Vezina assurances, a Marsh & McLennan Agency (MMA), prides itself on being an industry leader including in the area of transparency and compensation disclosure. We believe you should understand how we are paid and also understand the services we are providing for the compensation we receive. We are committed to compensation transparency and to disclosing to you information that will assist you in evaluating potential conflicts of interest.

As a professional insurance services provider, MMA and its subsidiaries facilitate the placement of insurance coverage on behalf of our clients. In accordance with industry custom, we are compensated either through commissions that are calculated as a percentage of the insurance premiums charged by insurers, or fees agreed to with our clients.

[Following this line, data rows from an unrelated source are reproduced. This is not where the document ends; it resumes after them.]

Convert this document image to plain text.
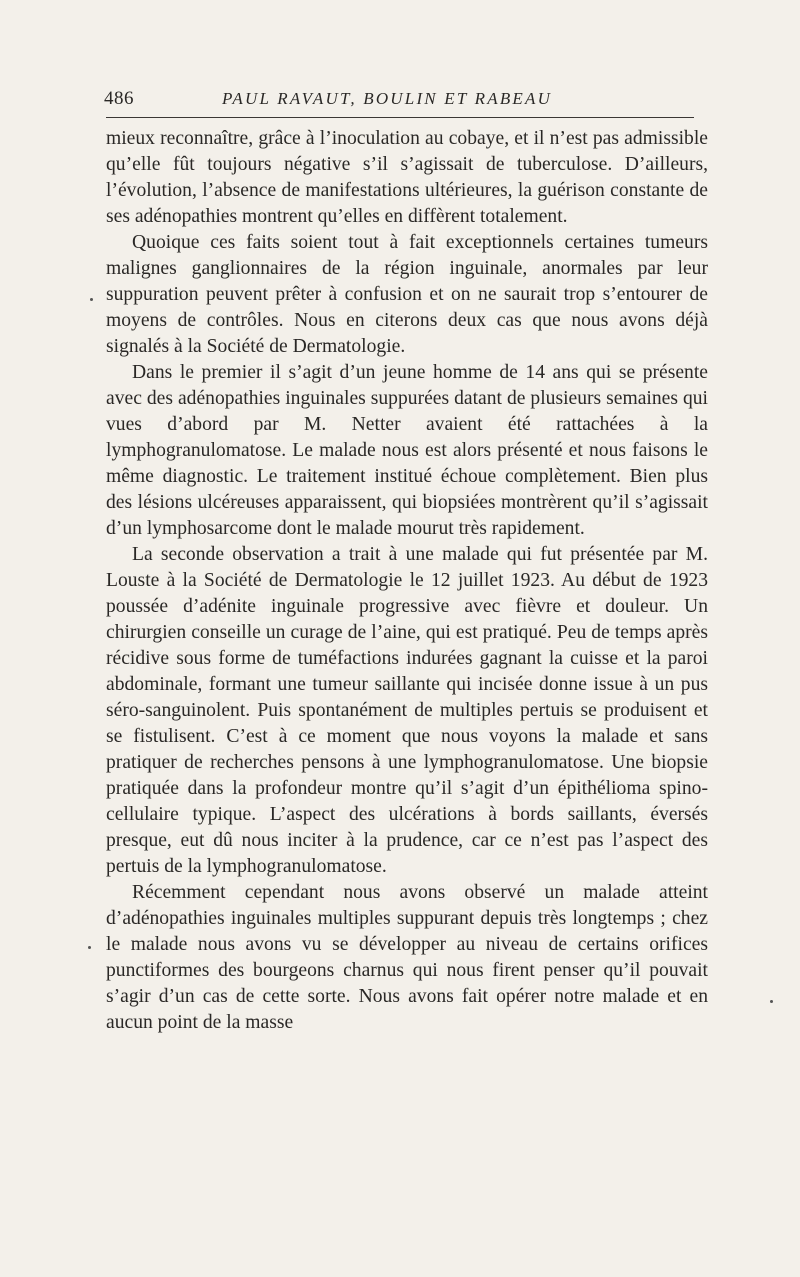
486	PAUL RAVAUT, BOULIN ET RABEAU

mieux reconnaître, grâce à l’inoculation au cobaye, et il n’est pas admissible qu’elle fût toujours négative s’il s’agissait de tuberculose. D’ailleurs, l’évolution, l’absence de manifestations ultérieures, la guérison constante de ses adénopathies montrent qu’elles en diffèrent totalement.

Quoique ces faits soient tout à fait exceptionnels certaines tumeurs malignes ganglionnaires de la région inguinale, anormales par leur suppuration peuvent prêter à confusion et on ne saurait trop s’entourer de moyens de contrôles. Nous en citerons deux cas que nous avons déjà signalés à la Société de Dermatologie.

Dans le premier il s’agit d’un jeune homme de 14 ans qui se présente avec des adénopathies inguinales suppurées datant de plusieurs semaines qui vues d’abord par M. Netter avaient été rattachées à la lymphogranulomatose. Le malade nous est alors présenté et nous faisons le même diagnostic. Le traitement institué échoue complètement. Bien plus des lésions ulcéreuses apparaissent, qui biopsiées montrèrent qu’il s’agissait d’un lymphosarcome dont le malade mourut très rapidement.

La seconde observation a trait à une malade qui fut présentée par M. Louste à la Société de Dermatologie le 12 juillet 1923. Au début de 1923 poussée d’adénite inguinale progressive avec fièvre et douleur. Un chirurgien conseille un curage de l’aine, qui est pratiqué. Peu de temps après récidive sous forme de tuméfactions indurées gagnant la cuisse et la paroi abdominale, formant une tumeur saillante qui incisée donne issue à un pus séro-sanguinolent. Puis spontanément de multiples pertuis se produisent et se fistulisent. C’est à ce moment que nous voyons la malade et sans pratiquer de recherches pensons à une lymphogranulomatose. Une biopsie pratiquée dans la profondeur montre qu’il s’agit d’un épithélioma spino-cellulaire typique. L’aspect des ulcérations à bords saillants, éversés presque, eut dû nous inciter à la prudence, car ce n’est pas l’aspect des pertuis de la lymphogranulomatose.

Récemment cependant nous avons observé un malade atteint d’adénopathies inguinales multiples suppurant depuis très longtemps ; chez le malade nous avons vu se développer au niveau de certains orifices punctiformes des bourgeons charnus qui nous firent penser qu’il pouvait s’agir d’un cas de cette sorte. Nous avons fait opérer notre malade et en aucun point de la masse
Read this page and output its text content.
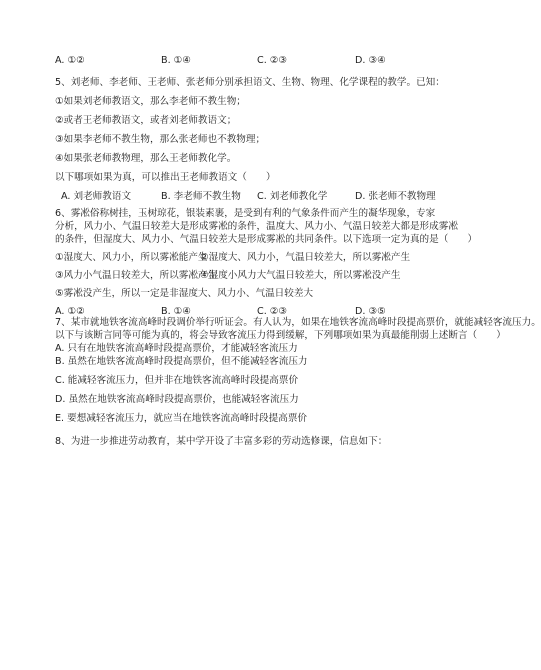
A. ①②	B. ①④	C. ②③	D. ③④
5、刘老师、李老师、王老师、张老师分别承担语文、生物、物理、化学课程的教学。已知：
①如果刘老师教语文，那么李老师不教生物；
②或者王老师教语文，或者刘老师教语文；
③如果李老师不教生物，那么张老师也不教物理；
④如果张老师教物理，那么王老师教化学。
以下哪项如果为真，可以推出王老师教语文（　　）
A. 刘老师教语文	B. 李老师不教生物 C. 刘老师教化学	D. 张老师不教物理
6、雾凇俗称树挂，玉树琼花，银装素裹，是受到有利的气象条件而产生的凝华现象，专家
分析，风力小、气温日较差大是形成雾凇的条件，温度大、风力小、气温日较差大都是形成雾凇
的条件，但湿度大、风力小、气温日较差大是形成雾凇的共同条件。以下选项一定为真的是（　　）
①湿度大、风力小，所以雾凇能产生
②湿度大、风力小，气温日较差大，所以雾凇产生
③风力小气温日较差大，所以雾凇产生
④湿度小风力大气温日较差大，所以雾凇没产生
⑤雾凇没产生，所以一定是非湿度大、风力小、气温日较差大
A. ①②	B. ①④	C. ②③	D. ③⑤
7、某市就地铁客流高峰时段调价举行听证会。有人认为，如果在地铁客流高峰时段提高票价，就能减轻客流压力。
以下与该断言同等可能为真的，将会导致客流压力得到缓解，下列哪项如果为真最能削弱上述断言（　　）
A. 只有在地铁客流高峰时段提高票价，才能减轻客流压力
B. 虽然在地铁客流高峰时段提高票价，但不能减轻客流压力
C. 能减轻客流压力，但并非在地铁客流高峰时段提高票价
D. 虽然在地铁客流高峰时段提高票价，也能减轻客流压力
E. 要想减轻客流压力，就应当在地铁客流高峰时段提高票价
8、为进一步推进劳动教育，某中学开设了丰富多彩的劳动选修课，信息如下：
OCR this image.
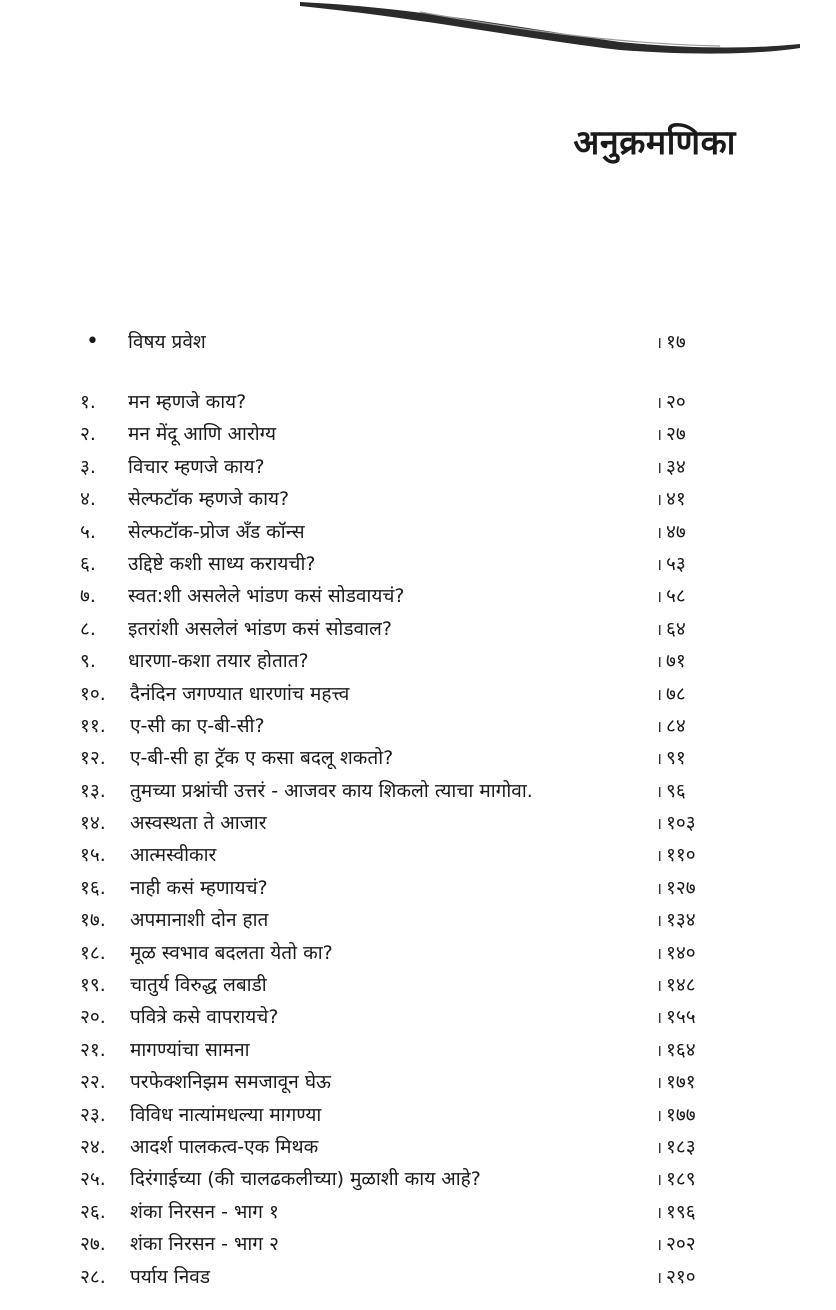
अनुक्रमणिका
• विषय प्रवेश	। १७
१. मन म्हणजे काय?	। २०
२. मन मेंदू आणि आरोग्य	। २७
३. विचार म्हणजे काय?	। ३४
४. सेल्फटॉक म्हणजे काय?	। ४१
५. सेल्फटॉक-प्रोज अँड कॉन्स	। ४७
६. उद्दिष्टे कशी साध्य करायची?	। ५३
७. स्वत:शी असलेले भांडण कसं सोडवायचं?	। ५८
८. इतरांशी असलेलं भांडण कसं सोडवाल?	। ६४
९. धारणा-कशा तयार होतात?	। ७१
१०. दैनंदिन जगण्यात धारणांच महत्त्व	। ७८
११. ए-सी का ए-बी-सी?	। ८४
१२. ए-बी-सी हा ट्रॅक ए कसा बदलू शकतो?	। ९१
१३. तुमच्या प्रश्नांची उत्तरं - आजवर काय शिकलो त्याचा मागोवा.	। ९६
१४. अस्वस्थता ते आजार	। १०३
१५. आत्मस्वीकार	। ११०
१६. नाही कसं म्हणायचं?	। १२७
१७. अपमानाशी दोन हात	। १३४
१८. मूळ स्वभाव बदलता येतो का?	। १४०
१९. चातुर्य विरुद्ध लबाडी	। १४८
२०. पवित्रे कसे वापरायचे?	। १५५
२१. मागण्यांचा सामना	। १६४
२२. परफेक्शनिझम समजावून घेऊ	। १७१
२३. विविध नात्यांमधल्या मागण्या	। १७७
२४. आदर्श पालकत्व-एक मिथक	। १८३
२५. दिरंगाईच्या (की चालढकलीच्या) मुळाशी काय आहे?	। १८९
२६. शंका निरसन - भाग १	। १९६
२७. शंका निरसन - भाग २	। २०२
२८. पर्याय निवड	। २१०
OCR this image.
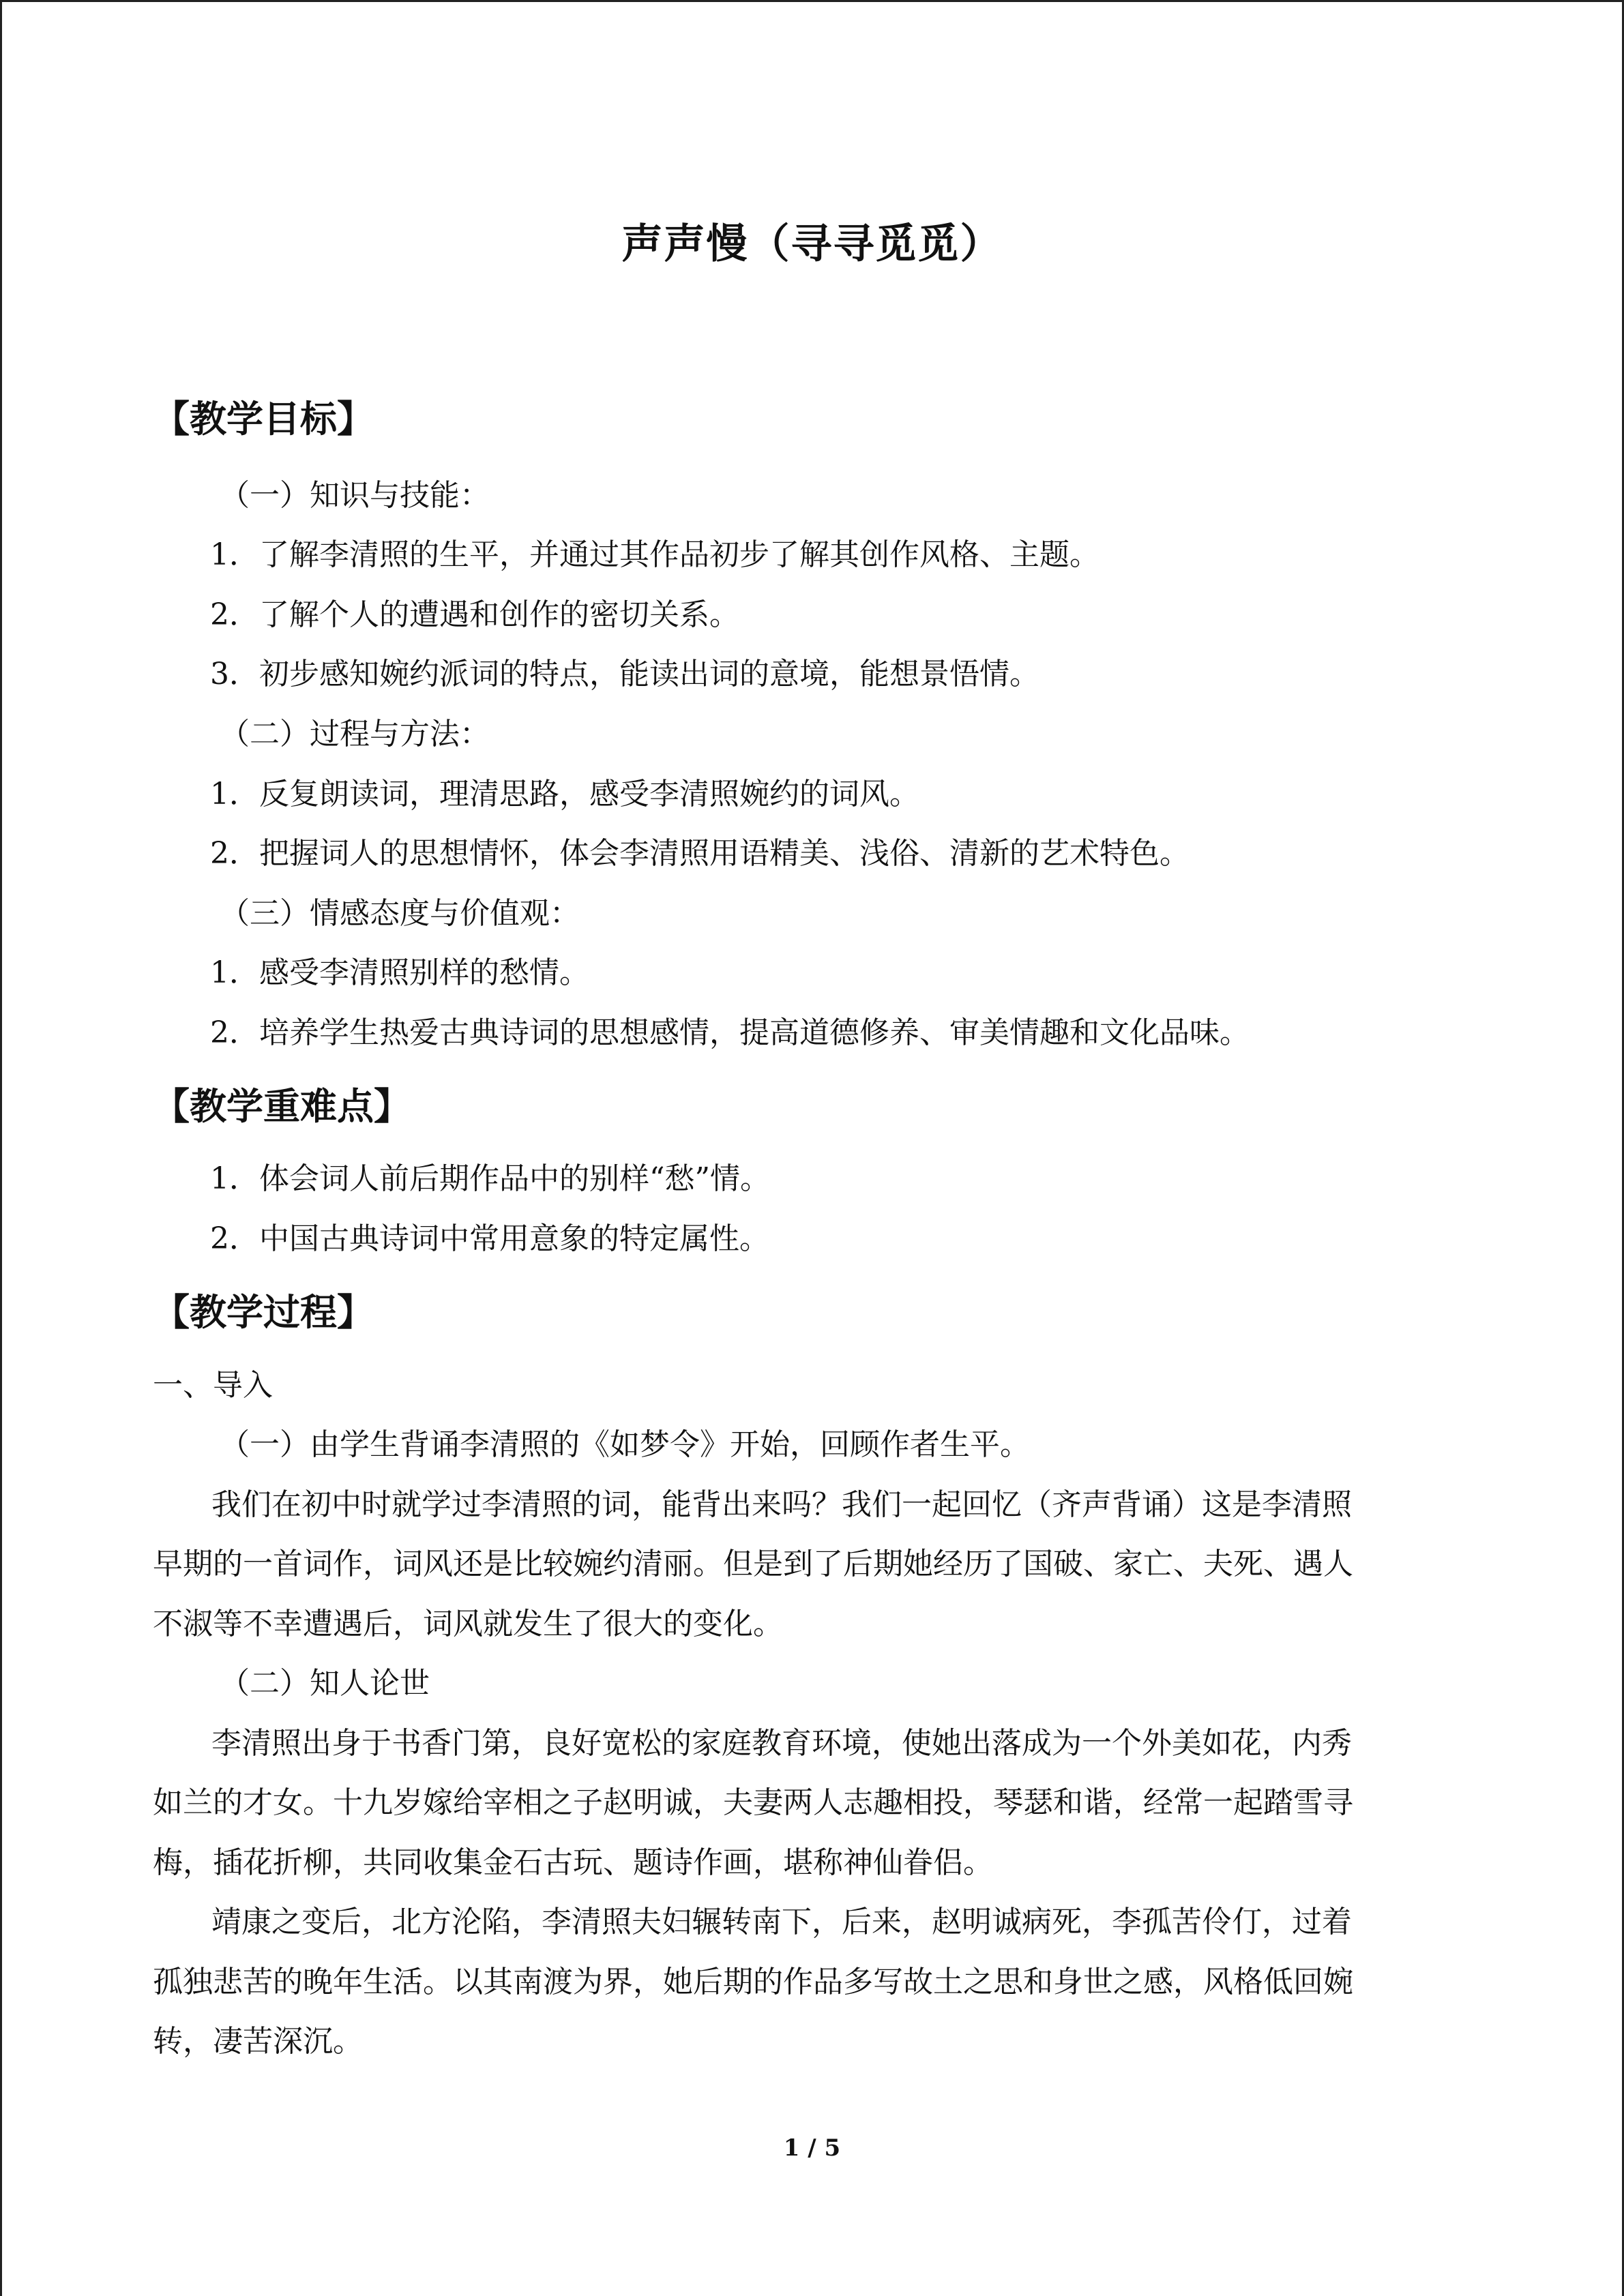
声声慢（寻寻觅觅）
【教学目标】
（一）知识与技能：
1．了解李清照的生平，并通过其作品初步了解其创作风格、主题。
2．了解个人的遭遇和创作的密切关系。
3．初步感知婉约派词的特点，能读出词的意境，能想景悟情。
（二）过程与方法：
1．反复朗读词，理清思路，感受李清照婉约的词风。
2．把握词人的思想情怀，体会李清照用语精美、浅俗、清新的艺术特色。
（三）情感态度与价值观：
1．感受李清照别样的愁情。
2．培养学生热爱古典诗词的思想感情，提高道德修养、审美情趣和文化品味。
【教学重难点】
1．体会词人前后期作品中的别样“愁”情。
2．中国古典诗词中常用意象的特定属性。
【教学过程】
一、导入
（一）由学生背诵李清照的《如梦令》开始，回顾作者生平。
我们在初中时就学过李清照的词，能背出来吗？我们一起回忆（齐声背诵）这是李清照
早期的一首词作，词风还是比较婉约清丽。但是到了后期她经历了国破、家亡、夫死、遇人
不淑等不幸遭遇后，词风就发生了很大的变化。
（二）知人论世
李清照出身于书香门第，良好宽松的家庭教育环境，使她出落成为一个外美如花，内秀
如兰的才女。十九岁嫁给宰相之子赵明诚，夫妻两人志趣相投，琴瑟和谐，经常一起踏雪寻
梅，插花折柳，共同收集金石古玩、题诗作画，堪称神仙眷侣。
靖康之变后，北方沦陷，李清照夫妇辗转南下，后来，赵明诚病死，李孤苦伶仃，过着
孤独悲苦的晚年生活。以其南渡为界，她后期的作品多写故土之思和身世之感，风格低回婉
转，凄苦深沉。
1 / 5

MMA receives compensation through one or a combination of the following methods:

  • Retail Commissions – A retail commission is paid to MMA by the insurer (or wholesale broker) as a percentage of the premium charged to the insured for the policy. The amount of commission may vary depending on several factors, including the type of insurance product sold and the insurer selected by the client. Retail commission rates can vary from transaction to transaction.
  • Client Fees – Some clients may negotiate a fee for MMA’s services in lieu of, or in addition to, retail commissions paid by insurance companies. Fee agreements are in writing, typically pursuant to a Client Service Agreement, which sets forth the services to be provided by MMA, the compensation to be paid to MMA, and the terms of MMA’s engagement. The fee may be collected in whole, or in part, through the crediting of retail commissions collected by MMA for the client’s placements.
  • Contingent Commissions – Many insurers agree to pay contingent commissions to brokers who meet set goals for all or some of the policies the brokers place with the insurer during the current year. The set goals may include volume, profitability, retention and/or growth thresholds. Because the amount of contingent commission earned may vary depending on factors relating to an entire book of business over the course of a year, the amount of contingent commission attributable to any given policy typically will not be known at the time of placement.
  • Supplemental Commissions – Certain insurers and wholesalers agree to pay supplemental commissions, which are based on a broker’s performance during the prior year. Supplemental commissions are paid as a percentage of premium that is set at the beginning of the calendar year. This percentage remains fixed for all eligible policies written by the insurer during the ensuing year. Unlike contingent commissions, the amount of supplemental commission is known at the time of insurance placement. Like contingent commissions, they may be based on volume, profitability, retention and/or growth.
  • Wholesale Broking Commissions – Sometimes MMA acts as a wholesale insurance broker for certain transactions. In these placements, MMA is engaged by a retail agent that has the direct relationship with the insured. As the wholesaler, MMA may have specialized expertise, access to surplus lines markets, or access to specialized insurance facilities that the retail agent does not have. In these transactions, the insurer typically pays a commission that is divided between the retail and wholesale broker pursuant to arrangements made between them.